De gezondheid van alle deelnemers werd vervolgens tot eind december 2018 gevolgd door koppeling met ontslaggegevens uit het ziekenhuis en overlijdensverklaring. De uiteindelijke analyse omvatte 2754 deelnemers met volledige gegevens, van wie 1398 vrouwen (60%).
Tijdens de monitoringperiode werden 1037 nieuwe diagnoses van hartaandoeningen, hartfalen en beroertes gesteld.
Toenemende niveaus van fysieke activiteit en het handhaven van een actieve levensstijl in de loop van de tijd waren geassocieerd met een lager risico op hart- en vaatziekten en overlijden bij zowel mannen als vrouwen.
De grootste vermindering van het risico werd waargenomen voor nieuwe gevallen van coronaire hartziekte en hartfalen op late leeftijd. Er werd geen significant verband tussen fysieke activiteit en beroerte waargenomen.
De meeste deelnemers hadden in de loop van de tijd stabiele actieve fysieke activiteitspatronen.

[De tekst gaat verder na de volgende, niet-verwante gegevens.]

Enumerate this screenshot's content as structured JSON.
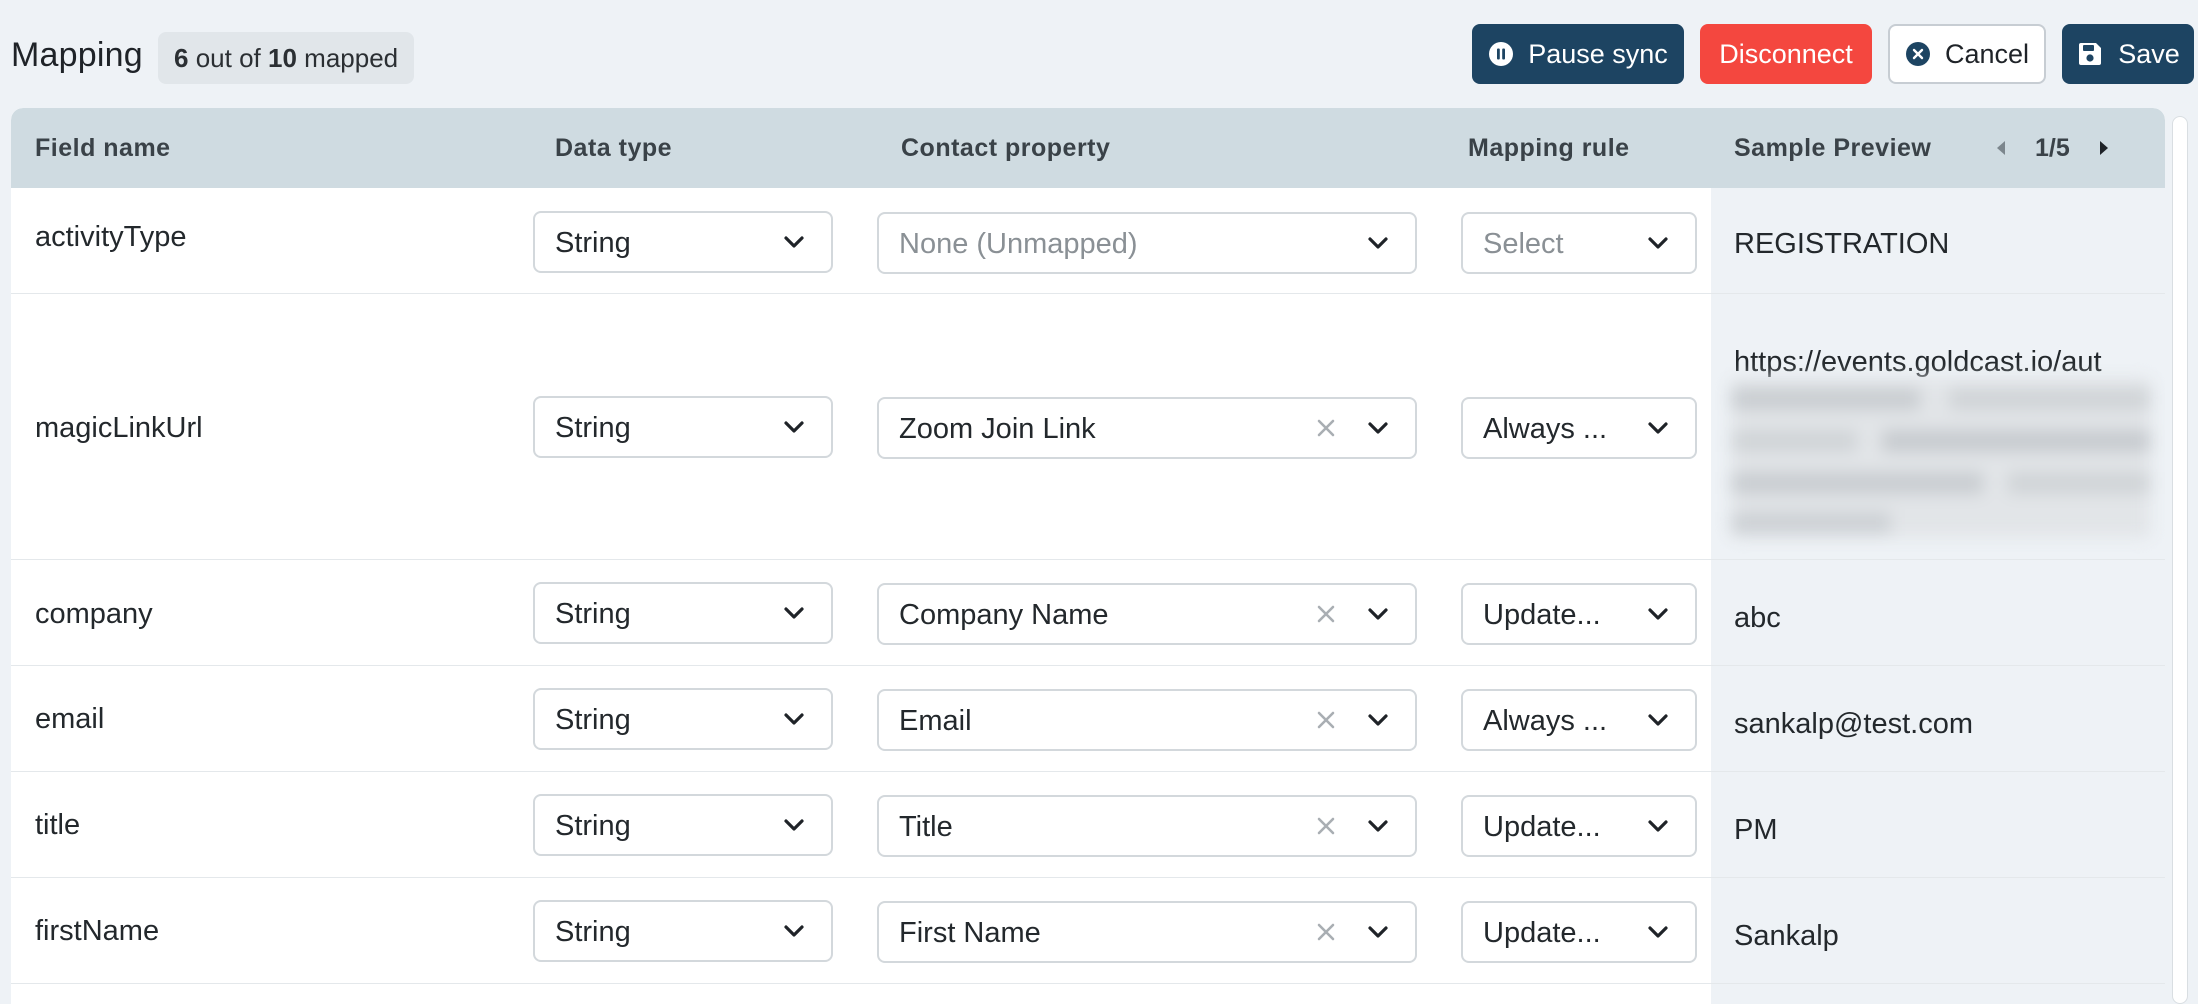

Patronen van stabiel-hoge fysieke activiteit waren geassocieerd met een significant (52%) lager risico op hart- en vaatziekten bij mannen in vergelijking met die met stabiel-laag patroon.
De grootste voordelen leken op te treden op 70-jarige leeftijd. Het risico was slechts marginaal lager op 75-jarige leeftijd en niet lager op 80-85-jarige leeftijd, wat suggereert dat het verbeteren van fysieke activiteit eerder op oudere leeftijd de meeste impact zou kunnen hebben, laten we zeggen de onderzoekers.
Er werd ook een J-vormige curve voor de duur van de inspanning waargenomen, met de sterkste afname van hartaandoeningen en hartfalen geassocieerd met een periode van tussen de 20 en 40 minuten van matige tot krachtige fysieke activiteit per dag.
Hoewel de waargenomen associaties het sterkst waren bij mannen, benadrukken de onderzoekers: “Vrouwen die meer aan lichaamsbeweging deden, hadden een consistent lagere incidentie van bijna alle cardiovasculaire uitkomsten, ondanks het feit dat de risicoreductie geen statistische significantie bereikte, maar wanneer de algehele mortaliteit in aanmerking wordt genomen, waren de risico’s aanzienlijk verminderd.”
Dit is een observationele studie en kan als zodanig geen oorzaak vaststellen. De onderzoekers erkennen dat de studie gebaseerd was op het herinneren van deelnemers, dat fysieke activiteitsniveaus subjectief werden beoordeeld en dat er geen gegevens beschikbaar waren over fysieke activiteitsniveaus in het midden van het leven, die allemaal de cardiovasculaire risicoprofielen op latere leeftijd zouden kunnen hebben beïnvloed.
Desalniettemin concluderen ze: “Deze resultaten suggereren dat het volksgezondheidsbeleid gericht moet zijn op het bevorderen of beginnen van fysieke activiteit halverwege en op latere leeftijd, gezien een waarschijnlijke grotere effectiviteit bij het verminderen van cardiovasculaire risico’s.